WHEREAS, Bob Evans Farms, Inc. (the “Corporation”) previously adopted the Plan to be effective as of May 26, 2010; and
WHEREAS, pursuant to Section 8.01 of the Plan, the Corporation desires to amend the Plan as set forth in this Amendment;
NOW, THEREFORE, the Plan is hereby amended as follows:
1.
Section 6.04(g) is hereby amended by deleting the following:
“Members will be fully vested their Stock Award Accounts.”
And replacing such language with the following:
“6.04 (g) Except as otherwise stated in the award or grant agreement for an equity award which requires vesting of the award or grant, members will be fully vested in their Stock Award Accounts.
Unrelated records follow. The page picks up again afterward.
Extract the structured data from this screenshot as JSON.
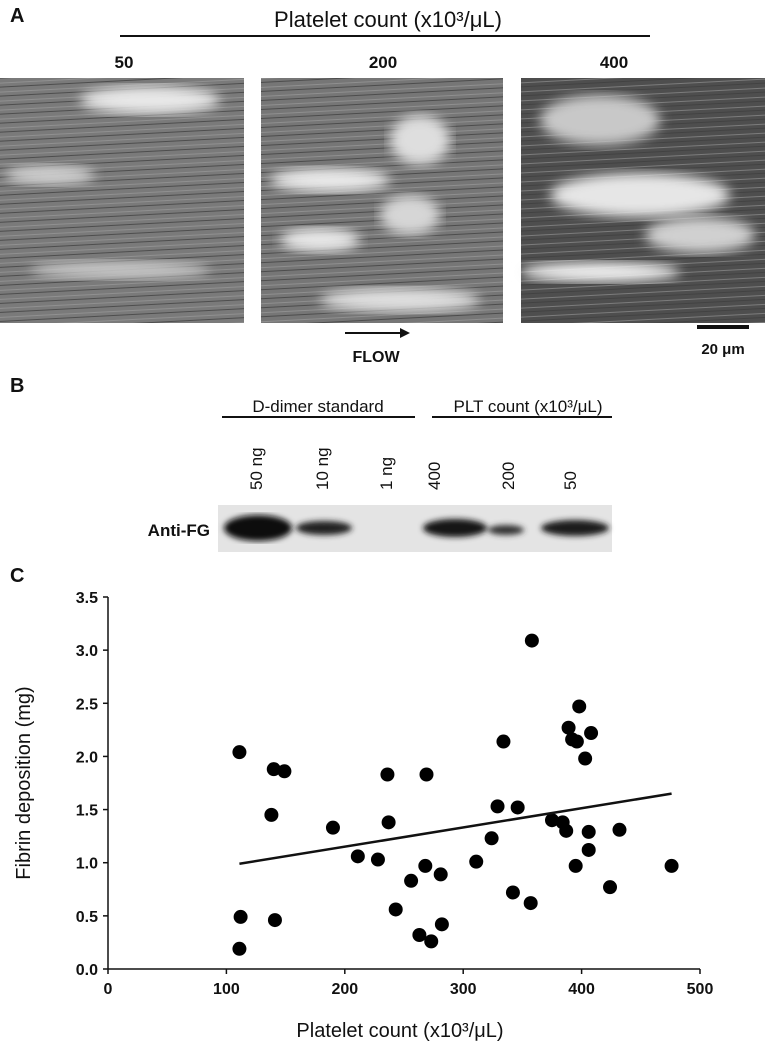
{
  "panel_a": {
    "label": "A",
    "title": "Platelet count (x10³/μL)",
    "columns": [
      "50",
      "200",
      "400"
    ],
    "flow_label": "FLOW",
    "scale_bar": "20 μm"
  },
  "panel_b": {
    "label": "B",
    "groups": [
      "D-dimer standard",
      "PLT count (x10³/μL)"
    ],
    "lanes": [
      "50 ng",
      "10 ng",
      "1 ng",
      "400",
      "200",
      "50"
    ],
    "row_label": "Anti-FG"
  },
  "chart_data": {
    "type": "scatter",
    "panel_label": "C",
    "x_label": "Platelet count (x10³/μL)",
    "y_label": "Fibrin deposition (mg)",
    "xlim": [
      0,
      500
    ],
    "xticks": [
      0,
      100,
      200,
      300,
      400,
      500
    ],
    "ylim": [
      0,
      3.5
    ],
    "yticks": [
      {
        "value": 0,
        "label": "0.0"
      },
      0.5,
      {
        "value": 1,
        "label": "1.0"
      },
      1.5,
      {
        "value": 2,
        "label": "2.0"
      },
      2.5,
      {
        "value": 3,
        "label": "3.0"
      },
      3.5
    ],
    "x": [
      111,
      112,
      111,
      138,
      140,
      141,
      149,
      190,
      211,
      228,
      236,
      237,
      243,
      256,
      263,
      268,
      269,
      273,
      281,
      282,
      311,
      324,
      329,
      334,
      342,
      346,
      357,
      358,
      375,
      384,
      387,
      389,
      392,
      395,
      396,
      398,
      403,
      406,
      406,
      408,
      424,
      432,
      476
    ],
    "series": [
      {
        "color": "#000000",
        "values": [
          2.04,
          0.49,
          0.19,
          1.45,
          1.88,
          0.46,
          1.86,
          1.33,
          1.06,
          1.03,
          1.83,
          1.38,
          0.56,
          0.83,
          0.32,
          0.97,
          1.83,
          0.26,
          0.89,
          0.42,
          1.01,
          1.23,
          1.53,
          2.14,
          0.72,
          1.52,
          0.62,
          3.09,
          1.4,
          1.38,
          1.3,
          2.27,
          2.16,
          0.97,
          2.14,
          2.47,
          1.98,
          1.29,
          1.12,
          2.22,
          0.77,
          1.31,
          0.97
        ]
      }
    ],
    "trendline": {
      "x": [
        111,
        476
      ],
      "y": [
        0.99,
        1.65
      ]
    }
  }
}
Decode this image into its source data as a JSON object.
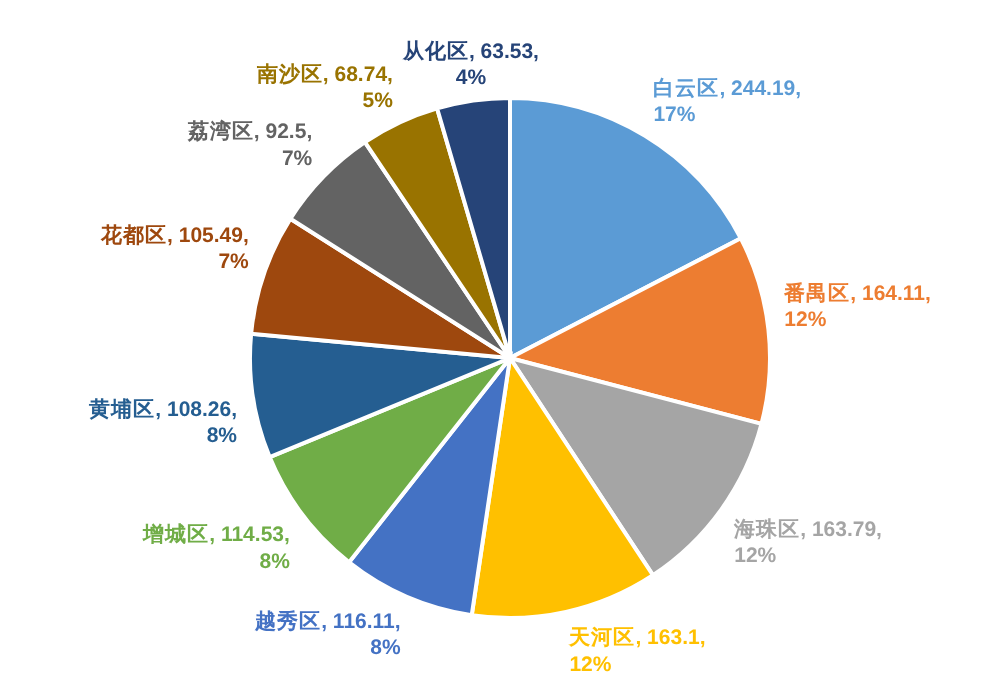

To the extent there is a conflict between a provision in this Section 6.04 and an award or grant agreement as to vesting, the award or grant agreement shall control.”
2.    All remaining provisions of the Plan shall remain unchanged.
IN WITNESS WHEREOF, the Corporation has caused this Amendment to be adopted by the Compensation Committee of the Board of Directors effective as of the date set forth above.